AtFKBP53 NTD is a functional histone chaperone and it interacts with NCP. (A) Supercoiling assay using relaxed closed circular (rcc) pUC19 plasmid (0.5 μg) incubated with histone H2A/H2B, H3/H4 and increasing amounts of AtFKBP53 NTD (1.0–3.0 μM). AtFKBP53 NTD shows supercoiling activity in the presence of histones and (rcc) pUC19 plasmid DNA, whereas AtFKBP53 FKBD did not show any supercoiling activity in the presence of histones and (rcc) pUC19. AtFKBP53 NTD and histones alone were also not able to induce supercoiling in rccPU19 DNA. (B) Electrophoretic mobility shift assay (EMSA) of NCP with AtFKBP53 NTD pentamer in incremental ratios ranging from 1:1 to 1:5 on a 6% Native-PAGE stained with ethidium bromide. NCP with AtFKBP53 CTD and BSA separately in 1:1 ratio were run as controls. The gel showed that AtFKBP53 NTD pentamer binds to NCP, and the reaction appears to reach saturation at about 1:2 ratio, whereas AtFKBP53 FKBD and BSA did not show any specific interaction with NCP. (C) SV-AUC distance distribution c(S) versus sedimentation coefficient (S) plot obtained from SEDFIT software for NCP (black), a mixture of NCP and AtFKBP53 NTD pentamer in 1:2 ratio (sky blue) and a mixture of NCP and AtFKBP53 NTD pentamer in 1:3 ratio (light pink). (D) Calorimetric titration of AtFKBP53 NTD pentamer with NCP at 25°C. In the right upper panel, heat changes from injections of AtFKBP53 NTD into NCP (black) are shown.
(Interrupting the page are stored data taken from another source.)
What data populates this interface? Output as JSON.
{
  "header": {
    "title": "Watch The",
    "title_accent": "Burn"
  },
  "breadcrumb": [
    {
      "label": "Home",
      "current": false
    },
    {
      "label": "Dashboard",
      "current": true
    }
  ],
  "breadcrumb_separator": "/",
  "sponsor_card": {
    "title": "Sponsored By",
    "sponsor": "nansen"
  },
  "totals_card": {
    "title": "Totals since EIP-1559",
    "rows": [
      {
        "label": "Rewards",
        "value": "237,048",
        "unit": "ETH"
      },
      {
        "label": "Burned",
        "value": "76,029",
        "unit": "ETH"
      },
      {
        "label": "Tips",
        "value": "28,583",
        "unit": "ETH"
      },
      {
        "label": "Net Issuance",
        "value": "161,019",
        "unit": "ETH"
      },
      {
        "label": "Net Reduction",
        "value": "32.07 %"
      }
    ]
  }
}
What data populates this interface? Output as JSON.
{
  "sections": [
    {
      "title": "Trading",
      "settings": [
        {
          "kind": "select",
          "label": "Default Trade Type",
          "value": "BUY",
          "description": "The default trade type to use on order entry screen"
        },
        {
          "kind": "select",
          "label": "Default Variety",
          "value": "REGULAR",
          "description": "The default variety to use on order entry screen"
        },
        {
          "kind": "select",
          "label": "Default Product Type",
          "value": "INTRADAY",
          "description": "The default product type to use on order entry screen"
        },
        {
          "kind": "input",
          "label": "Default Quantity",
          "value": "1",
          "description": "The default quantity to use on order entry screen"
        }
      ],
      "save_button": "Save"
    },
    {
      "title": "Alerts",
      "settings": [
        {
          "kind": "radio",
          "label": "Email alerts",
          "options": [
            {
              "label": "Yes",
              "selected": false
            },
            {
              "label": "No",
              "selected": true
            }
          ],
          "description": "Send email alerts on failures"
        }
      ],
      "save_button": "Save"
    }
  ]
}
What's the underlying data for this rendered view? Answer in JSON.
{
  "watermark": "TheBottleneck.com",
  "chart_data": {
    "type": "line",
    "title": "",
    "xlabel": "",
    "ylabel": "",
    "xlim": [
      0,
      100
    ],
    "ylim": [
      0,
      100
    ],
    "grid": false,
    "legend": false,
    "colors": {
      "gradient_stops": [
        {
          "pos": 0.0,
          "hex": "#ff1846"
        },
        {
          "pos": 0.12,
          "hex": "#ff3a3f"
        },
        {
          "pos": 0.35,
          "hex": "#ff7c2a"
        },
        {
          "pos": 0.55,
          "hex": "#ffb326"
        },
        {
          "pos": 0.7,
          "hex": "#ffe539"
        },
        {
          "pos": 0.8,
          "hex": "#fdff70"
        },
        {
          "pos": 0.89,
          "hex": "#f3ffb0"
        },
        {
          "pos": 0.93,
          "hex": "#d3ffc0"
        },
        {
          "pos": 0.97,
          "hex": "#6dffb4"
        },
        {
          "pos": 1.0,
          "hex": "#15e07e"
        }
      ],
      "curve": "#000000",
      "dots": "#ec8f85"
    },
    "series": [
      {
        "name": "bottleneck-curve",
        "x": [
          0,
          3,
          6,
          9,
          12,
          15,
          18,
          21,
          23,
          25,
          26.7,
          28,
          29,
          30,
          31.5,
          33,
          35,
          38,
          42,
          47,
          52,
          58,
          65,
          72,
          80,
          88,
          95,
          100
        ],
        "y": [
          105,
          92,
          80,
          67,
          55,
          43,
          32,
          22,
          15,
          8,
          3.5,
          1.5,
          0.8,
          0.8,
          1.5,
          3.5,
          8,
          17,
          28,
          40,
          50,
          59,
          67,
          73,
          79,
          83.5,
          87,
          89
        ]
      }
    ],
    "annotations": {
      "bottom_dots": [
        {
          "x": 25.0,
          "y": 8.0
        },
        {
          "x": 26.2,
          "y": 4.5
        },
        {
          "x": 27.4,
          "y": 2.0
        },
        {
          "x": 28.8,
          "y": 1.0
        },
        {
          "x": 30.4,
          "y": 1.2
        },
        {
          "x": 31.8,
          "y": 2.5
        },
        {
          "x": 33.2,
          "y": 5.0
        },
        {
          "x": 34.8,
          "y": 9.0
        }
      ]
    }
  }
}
In the lower panel, the resulting isotherms (fitted with a sequential binding model) are shown. The actual experimental positions are represented as a black line and the fitted positions are represented as red dots. The dissociation constant value (K_d) and thermodynamic parameters are shown as an inset in the lower panel. Data were acquired in 20 mM Tris (pH 7.5), 50 mM NaCl and 1.0 mM β-mercaptoethanol.